Release Date: October 22, 2019
BUFFALO, N.Y. — Jessica Ann Rickert, DDS, will visit the University at Buffalo to share her journey in becoming the first female American Indian dentist in the world.
During the event, “Change Perceptions… Go Beyond Expectations,” Rickert will also address the alarming shortage of American Indians in dental schools across the United States.
The program, which is sponsored by the UB School of Dental Medicine, is scheduled for Oct. 23 at 5 p.m. in the Harriman Hall ballroom. The event is free and open to the public. A map is available online.
“We at the University at Buffalo School of Dental Medicine are honored to have the first female American Indian dentist, Dr. Jessica Rickert, accept our invitation to speak at our dental school. All of our students, staff and faculty excitedly look forward to this historical event,” says Othman Shibly, DDS, clinical professor and assistant dean for diversity and inclusion in the UB School of Dental Medicine.
Nonexistent in dentistry
Nearly 10,500 students applied to attend dental school in the United States this fall. Just 16 of those students are American Indian, according to the American Dental Education Association.
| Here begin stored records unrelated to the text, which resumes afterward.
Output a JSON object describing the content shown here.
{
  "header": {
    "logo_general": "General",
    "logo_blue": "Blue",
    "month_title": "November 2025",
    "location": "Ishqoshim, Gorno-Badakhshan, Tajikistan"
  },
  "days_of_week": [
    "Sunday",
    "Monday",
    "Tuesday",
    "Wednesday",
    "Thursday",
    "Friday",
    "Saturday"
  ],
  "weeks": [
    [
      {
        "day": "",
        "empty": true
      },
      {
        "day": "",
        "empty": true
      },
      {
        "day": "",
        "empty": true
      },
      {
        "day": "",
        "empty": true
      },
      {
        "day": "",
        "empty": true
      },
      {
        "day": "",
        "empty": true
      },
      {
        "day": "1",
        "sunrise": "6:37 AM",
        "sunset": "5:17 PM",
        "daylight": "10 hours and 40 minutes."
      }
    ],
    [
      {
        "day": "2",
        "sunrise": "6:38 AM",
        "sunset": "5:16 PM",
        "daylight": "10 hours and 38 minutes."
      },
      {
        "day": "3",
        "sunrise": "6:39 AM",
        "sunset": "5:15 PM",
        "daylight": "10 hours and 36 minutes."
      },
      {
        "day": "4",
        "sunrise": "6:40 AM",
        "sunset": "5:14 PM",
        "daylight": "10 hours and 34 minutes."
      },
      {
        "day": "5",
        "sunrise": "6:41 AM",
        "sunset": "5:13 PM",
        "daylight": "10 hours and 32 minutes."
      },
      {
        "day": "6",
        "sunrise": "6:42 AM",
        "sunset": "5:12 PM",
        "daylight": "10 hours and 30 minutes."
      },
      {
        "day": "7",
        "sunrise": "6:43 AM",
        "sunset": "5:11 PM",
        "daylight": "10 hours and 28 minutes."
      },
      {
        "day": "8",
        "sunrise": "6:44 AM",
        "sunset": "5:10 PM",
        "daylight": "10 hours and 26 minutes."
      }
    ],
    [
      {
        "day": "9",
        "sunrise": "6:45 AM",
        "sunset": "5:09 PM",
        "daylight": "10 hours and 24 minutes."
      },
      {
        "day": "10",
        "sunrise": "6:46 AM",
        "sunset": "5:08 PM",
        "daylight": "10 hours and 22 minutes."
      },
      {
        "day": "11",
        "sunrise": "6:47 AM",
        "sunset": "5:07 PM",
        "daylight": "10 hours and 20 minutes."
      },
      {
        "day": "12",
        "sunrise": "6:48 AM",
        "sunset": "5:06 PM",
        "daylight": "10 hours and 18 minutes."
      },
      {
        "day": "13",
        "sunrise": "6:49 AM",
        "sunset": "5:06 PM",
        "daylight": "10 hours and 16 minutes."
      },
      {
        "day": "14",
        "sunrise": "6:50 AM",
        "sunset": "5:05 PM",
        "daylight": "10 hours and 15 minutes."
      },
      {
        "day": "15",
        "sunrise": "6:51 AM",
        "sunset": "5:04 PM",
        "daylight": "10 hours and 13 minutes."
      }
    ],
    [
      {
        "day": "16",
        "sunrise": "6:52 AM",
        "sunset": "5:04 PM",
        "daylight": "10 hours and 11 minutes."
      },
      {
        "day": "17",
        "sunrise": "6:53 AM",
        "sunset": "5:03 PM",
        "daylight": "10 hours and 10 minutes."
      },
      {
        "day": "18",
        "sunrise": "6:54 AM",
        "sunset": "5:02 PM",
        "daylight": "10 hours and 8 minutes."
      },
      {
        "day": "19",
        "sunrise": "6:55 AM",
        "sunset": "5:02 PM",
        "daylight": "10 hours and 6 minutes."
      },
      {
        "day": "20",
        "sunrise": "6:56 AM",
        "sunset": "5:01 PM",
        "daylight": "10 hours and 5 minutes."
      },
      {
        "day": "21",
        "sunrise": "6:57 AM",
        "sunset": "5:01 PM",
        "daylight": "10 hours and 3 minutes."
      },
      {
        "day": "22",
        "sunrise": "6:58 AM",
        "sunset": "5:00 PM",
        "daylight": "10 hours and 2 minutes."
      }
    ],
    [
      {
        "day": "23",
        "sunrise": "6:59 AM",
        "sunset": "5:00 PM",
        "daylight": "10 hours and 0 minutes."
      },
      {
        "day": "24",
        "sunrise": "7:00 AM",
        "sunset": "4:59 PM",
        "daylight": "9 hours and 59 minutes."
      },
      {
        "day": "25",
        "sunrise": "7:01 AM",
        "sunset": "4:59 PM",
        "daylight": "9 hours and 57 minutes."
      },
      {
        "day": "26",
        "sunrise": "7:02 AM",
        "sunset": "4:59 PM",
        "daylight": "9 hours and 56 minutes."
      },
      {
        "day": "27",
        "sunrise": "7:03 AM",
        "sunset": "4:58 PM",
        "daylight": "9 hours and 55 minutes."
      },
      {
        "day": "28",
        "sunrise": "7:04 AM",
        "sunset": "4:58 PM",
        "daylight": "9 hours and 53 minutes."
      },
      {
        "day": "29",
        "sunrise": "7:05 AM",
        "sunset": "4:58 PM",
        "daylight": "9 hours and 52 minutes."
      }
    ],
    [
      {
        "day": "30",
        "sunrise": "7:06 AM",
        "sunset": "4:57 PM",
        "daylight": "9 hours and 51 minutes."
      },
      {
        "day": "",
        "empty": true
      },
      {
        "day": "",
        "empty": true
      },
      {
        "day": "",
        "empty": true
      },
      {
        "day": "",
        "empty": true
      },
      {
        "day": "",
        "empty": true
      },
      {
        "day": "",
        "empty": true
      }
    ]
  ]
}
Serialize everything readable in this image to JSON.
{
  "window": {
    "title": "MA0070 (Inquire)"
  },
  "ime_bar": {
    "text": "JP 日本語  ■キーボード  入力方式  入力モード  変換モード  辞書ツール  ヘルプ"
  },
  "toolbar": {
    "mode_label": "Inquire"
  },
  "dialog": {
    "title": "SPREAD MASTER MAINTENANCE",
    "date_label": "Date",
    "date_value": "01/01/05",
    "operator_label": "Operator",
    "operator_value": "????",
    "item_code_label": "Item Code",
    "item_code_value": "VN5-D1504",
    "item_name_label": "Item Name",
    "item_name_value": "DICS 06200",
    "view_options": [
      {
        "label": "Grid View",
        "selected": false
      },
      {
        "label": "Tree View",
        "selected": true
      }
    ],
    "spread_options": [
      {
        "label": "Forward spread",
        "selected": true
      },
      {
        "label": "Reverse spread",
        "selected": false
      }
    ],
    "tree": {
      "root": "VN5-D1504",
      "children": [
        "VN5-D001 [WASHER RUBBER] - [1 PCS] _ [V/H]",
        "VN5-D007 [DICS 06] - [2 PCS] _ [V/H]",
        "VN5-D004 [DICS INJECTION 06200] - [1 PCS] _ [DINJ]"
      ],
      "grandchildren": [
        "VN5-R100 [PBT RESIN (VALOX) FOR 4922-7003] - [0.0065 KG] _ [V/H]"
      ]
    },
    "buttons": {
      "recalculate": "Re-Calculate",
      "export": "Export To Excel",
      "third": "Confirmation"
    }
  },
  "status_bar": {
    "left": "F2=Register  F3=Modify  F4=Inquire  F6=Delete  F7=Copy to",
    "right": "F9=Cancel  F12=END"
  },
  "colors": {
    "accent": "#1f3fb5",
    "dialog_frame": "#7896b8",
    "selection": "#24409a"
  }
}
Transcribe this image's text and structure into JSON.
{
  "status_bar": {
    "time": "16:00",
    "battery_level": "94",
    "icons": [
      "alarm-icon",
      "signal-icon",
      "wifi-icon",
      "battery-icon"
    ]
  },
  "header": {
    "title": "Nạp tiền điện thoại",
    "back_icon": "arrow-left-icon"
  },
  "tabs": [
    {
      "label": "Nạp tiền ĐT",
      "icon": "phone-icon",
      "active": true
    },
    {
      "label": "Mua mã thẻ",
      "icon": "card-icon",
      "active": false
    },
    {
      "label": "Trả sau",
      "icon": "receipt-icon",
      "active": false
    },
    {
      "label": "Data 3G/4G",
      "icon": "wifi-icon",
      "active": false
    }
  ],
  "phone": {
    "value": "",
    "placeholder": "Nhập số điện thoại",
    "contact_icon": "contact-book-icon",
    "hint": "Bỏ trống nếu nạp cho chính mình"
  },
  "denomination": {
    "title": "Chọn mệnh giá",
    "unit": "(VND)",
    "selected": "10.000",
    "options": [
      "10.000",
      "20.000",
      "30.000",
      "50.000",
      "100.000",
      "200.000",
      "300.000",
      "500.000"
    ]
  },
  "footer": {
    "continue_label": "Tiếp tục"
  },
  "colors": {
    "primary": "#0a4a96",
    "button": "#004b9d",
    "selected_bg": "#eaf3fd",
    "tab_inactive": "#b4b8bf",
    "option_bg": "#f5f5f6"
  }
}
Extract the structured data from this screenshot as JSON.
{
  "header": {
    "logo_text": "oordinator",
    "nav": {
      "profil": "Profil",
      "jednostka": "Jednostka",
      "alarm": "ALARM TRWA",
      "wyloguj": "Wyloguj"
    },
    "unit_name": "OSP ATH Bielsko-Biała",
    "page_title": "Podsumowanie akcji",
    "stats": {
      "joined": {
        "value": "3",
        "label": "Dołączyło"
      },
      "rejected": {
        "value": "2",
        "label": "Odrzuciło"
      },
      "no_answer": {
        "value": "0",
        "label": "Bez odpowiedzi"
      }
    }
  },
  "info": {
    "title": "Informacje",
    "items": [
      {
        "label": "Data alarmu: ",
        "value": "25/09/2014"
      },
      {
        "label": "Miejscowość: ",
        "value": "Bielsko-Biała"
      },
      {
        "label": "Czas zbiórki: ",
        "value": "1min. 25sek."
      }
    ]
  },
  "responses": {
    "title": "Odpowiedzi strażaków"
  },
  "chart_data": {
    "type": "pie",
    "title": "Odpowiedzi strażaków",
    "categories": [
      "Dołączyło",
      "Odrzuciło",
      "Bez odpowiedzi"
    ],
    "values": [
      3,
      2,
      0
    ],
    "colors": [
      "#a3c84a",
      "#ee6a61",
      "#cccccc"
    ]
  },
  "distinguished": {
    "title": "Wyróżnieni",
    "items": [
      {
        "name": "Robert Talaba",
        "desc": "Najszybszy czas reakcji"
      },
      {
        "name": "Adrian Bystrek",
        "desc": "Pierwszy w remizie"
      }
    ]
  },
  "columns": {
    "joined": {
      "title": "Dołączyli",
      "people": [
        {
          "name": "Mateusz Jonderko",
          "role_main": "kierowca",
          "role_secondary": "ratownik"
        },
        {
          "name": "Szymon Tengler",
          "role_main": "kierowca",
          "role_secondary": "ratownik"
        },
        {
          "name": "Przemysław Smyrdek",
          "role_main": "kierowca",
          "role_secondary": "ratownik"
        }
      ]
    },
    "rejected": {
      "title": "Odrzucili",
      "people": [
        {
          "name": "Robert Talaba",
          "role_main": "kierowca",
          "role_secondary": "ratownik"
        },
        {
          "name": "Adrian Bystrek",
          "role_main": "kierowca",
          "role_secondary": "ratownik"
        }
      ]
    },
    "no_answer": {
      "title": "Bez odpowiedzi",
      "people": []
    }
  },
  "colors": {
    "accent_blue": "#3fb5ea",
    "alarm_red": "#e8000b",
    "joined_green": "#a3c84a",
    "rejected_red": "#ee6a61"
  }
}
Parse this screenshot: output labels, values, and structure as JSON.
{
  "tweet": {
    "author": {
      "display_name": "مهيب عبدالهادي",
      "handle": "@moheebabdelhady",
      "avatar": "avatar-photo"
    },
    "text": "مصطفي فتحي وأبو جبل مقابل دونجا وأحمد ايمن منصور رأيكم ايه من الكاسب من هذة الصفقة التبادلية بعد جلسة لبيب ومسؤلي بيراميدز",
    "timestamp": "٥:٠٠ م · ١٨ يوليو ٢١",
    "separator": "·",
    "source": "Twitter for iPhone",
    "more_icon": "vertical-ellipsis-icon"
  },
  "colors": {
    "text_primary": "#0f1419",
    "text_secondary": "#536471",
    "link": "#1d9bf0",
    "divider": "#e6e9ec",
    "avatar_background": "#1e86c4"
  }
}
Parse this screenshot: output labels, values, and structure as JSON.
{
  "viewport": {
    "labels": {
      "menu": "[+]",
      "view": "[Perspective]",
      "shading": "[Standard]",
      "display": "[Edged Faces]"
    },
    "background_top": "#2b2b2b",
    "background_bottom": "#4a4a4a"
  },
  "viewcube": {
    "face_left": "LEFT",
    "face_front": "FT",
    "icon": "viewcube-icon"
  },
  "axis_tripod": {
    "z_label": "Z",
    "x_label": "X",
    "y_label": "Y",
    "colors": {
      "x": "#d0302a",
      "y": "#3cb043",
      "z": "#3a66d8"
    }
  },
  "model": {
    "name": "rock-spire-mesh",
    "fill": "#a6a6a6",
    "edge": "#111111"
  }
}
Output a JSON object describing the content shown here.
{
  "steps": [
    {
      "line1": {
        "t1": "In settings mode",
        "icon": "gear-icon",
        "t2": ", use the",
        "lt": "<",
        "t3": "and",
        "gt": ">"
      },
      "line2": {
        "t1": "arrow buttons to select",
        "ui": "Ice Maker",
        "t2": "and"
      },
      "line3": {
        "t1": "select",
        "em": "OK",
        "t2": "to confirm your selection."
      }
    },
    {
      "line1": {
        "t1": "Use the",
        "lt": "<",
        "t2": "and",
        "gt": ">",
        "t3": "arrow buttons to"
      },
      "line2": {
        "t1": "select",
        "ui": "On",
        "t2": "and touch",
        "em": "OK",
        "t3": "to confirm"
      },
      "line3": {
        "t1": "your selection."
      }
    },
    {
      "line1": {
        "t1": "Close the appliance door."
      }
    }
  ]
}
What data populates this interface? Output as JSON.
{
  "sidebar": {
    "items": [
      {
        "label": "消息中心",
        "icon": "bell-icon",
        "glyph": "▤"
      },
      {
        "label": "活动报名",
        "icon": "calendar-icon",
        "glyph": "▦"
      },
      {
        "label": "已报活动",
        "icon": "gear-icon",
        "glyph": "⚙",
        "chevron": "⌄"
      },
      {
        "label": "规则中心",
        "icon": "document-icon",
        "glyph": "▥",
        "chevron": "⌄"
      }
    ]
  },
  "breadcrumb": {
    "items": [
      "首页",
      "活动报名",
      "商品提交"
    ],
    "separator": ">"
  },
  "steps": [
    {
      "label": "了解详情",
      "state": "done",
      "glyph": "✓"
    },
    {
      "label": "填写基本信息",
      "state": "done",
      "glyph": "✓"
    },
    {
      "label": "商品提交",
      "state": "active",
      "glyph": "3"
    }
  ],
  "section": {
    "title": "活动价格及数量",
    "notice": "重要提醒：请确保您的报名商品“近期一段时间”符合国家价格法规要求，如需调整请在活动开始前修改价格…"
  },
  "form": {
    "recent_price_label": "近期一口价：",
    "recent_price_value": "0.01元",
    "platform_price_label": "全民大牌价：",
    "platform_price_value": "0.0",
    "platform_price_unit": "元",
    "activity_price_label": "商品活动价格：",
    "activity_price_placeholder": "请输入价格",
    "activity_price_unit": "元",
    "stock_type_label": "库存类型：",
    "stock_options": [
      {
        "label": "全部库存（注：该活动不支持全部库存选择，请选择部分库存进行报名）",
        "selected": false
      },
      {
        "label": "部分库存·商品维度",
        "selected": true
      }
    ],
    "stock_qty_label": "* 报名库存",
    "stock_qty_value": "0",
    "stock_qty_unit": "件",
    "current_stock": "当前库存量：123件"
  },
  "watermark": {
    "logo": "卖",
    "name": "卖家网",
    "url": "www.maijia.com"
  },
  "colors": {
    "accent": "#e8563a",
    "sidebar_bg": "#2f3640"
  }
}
The barriers to higher education for American Indian students are numerous: inadequate federal funding of secondary education programs on tribal lands, transportation challenges, a history of social injustices, cultural dissonance and a shortage of American Indian educators.
The result is that American Indians are largely nonexistent in dentistry.
Despite American Indians comprising 3% of the country’s population, they make up 0.2% of dentists, according to the U.S. Department of Health and Human Services (HHS). Indian Health Services, an HHS division that provides medical and health services to American Indian and Alaska Native communities, are also severely understaffed.
“I strongly feel that an ideal solution to the shortage of dentists in Indian country is to increase the number of American Indian dentists from federally recognized tribes,” said Rickert. “A dental career is not even a remote consideration for most American Indian young people. This is due, in part, to the fact that most have never even seen an American Indian dentist.
“I do not believe the American Indian dental dilemma is a hopeless situation. It simply requires all of us involved in the dental profession to step up and help. There are plenty of smart and capable American Indian students who could become marvelous dentists if they were guided in the right direction.”
About Jessica Ann Rickert
Rickert, a member of the Prairie Band Potawatomi Nation, made history when she became the first female American Indian dentist in the nation after graduating from the University of Michigan School of Dentistry in 1975.
In addition to establishing a private dental practice, Rickert has served as a dentist at many public health venues. She helped develop prevention and orthodontics programs for the dental clinic at the Children’s Aid Society in Detroit, and formed an intertribal dental clinic in Detroit.
Rickert has held leadership positions in the Michigan Dental Association and Society of American Indian Dentists. In 2001, she began a dental advice column that was syndicated by many prevalent American Indian newspapers across the nation. She is also the author of the book, “Exploring Careers in Dentistry.”
Her efforts have earned her induction into the Michigan Women’s Hall of Fame, and an American Dental Association Access Award.